At the de Funès family, we of course know the father, Louis: hilarious, brilliant and transgenerational. We know a little about his youngest son, Olivier: normal, he played in several films with his father (Hibernatus or Les Grandes vacances) before becoming an airline pilot. We finally got to know Patrick, who is celebrating his 80th birthday this January 27. After a life in the shadow of his father and a career as a radiologist, he rose to fame by writing a book about his famous father and participating in “Grosses têtes” on RTL, Philippe Bouvard era. In 2005, Patrick and Olivier were guests of Thierry Ardisson in “Everybody talks about it” – available on the INA Arditube channel – to discuss the hero of La Grande Vadrouille.

The life of Louis de Funès was not a long, quiet river.
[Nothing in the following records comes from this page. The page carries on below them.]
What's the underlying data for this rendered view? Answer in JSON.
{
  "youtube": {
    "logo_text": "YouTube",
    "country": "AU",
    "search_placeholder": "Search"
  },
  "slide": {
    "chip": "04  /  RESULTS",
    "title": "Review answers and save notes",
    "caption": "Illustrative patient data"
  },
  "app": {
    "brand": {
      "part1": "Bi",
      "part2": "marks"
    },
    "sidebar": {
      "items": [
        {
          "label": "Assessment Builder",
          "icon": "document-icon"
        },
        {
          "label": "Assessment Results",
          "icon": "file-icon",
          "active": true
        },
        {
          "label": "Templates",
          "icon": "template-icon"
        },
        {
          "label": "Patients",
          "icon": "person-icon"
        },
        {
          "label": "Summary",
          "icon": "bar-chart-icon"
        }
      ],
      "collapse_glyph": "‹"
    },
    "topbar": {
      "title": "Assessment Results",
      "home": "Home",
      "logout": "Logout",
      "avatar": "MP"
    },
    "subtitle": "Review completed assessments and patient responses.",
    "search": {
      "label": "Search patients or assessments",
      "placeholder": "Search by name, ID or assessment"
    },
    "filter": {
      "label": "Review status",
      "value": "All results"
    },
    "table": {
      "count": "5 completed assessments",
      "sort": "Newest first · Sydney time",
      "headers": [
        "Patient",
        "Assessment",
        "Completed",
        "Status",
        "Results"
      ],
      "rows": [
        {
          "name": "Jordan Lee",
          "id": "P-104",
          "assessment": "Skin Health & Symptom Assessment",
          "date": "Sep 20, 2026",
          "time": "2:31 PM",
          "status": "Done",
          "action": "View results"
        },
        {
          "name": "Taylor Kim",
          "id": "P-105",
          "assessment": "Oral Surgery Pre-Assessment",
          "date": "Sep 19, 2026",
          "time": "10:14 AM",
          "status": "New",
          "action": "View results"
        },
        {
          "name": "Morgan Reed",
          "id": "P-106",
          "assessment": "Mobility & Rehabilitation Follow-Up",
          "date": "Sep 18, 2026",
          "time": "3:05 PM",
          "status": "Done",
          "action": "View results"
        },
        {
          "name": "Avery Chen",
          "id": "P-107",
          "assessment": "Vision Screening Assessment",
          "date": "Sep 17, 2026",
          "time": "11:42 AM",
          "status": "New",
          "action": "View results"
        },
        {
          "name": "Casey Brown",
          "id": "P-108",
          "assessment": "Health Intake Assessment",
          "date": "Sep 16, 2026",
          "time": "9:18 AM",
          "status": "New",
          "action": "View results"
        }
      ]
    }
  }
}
Born in 1914, he earned his living by playing the piano. One evening during the occupation, in a jazz club, a German officer flirts with a woman that de Funès does not know. To protect her, he gets up and says to the officer: “I am her fiancé.” The German moves on. “He benefited from a privilege: he was a pianist. The Germans, it’s very curious, revered musicians,” explains Patrick de Funès. The actor will end up marrying the young woman. They will have Patrick and Olivier together.

Favorite comedian of the French, funny on stage, Louis de Funès is not a gay guy in the city. “These kinds of people are not fun to be around every day. They are anxious people. He was chasing me on the phone. He was a bit of a candy breaker, says the eldest son. He imitated me all the time. When I woke up, when I was always in a bad mood, when I was bad-tempered.”

When he dies, the two children discover secrets. “He had annuities. He paid people crazy amounts of money every month. Some we knew, others we didn’t. Like the widow of a director… who had never had it filmed,” laughs Patrick de Funès.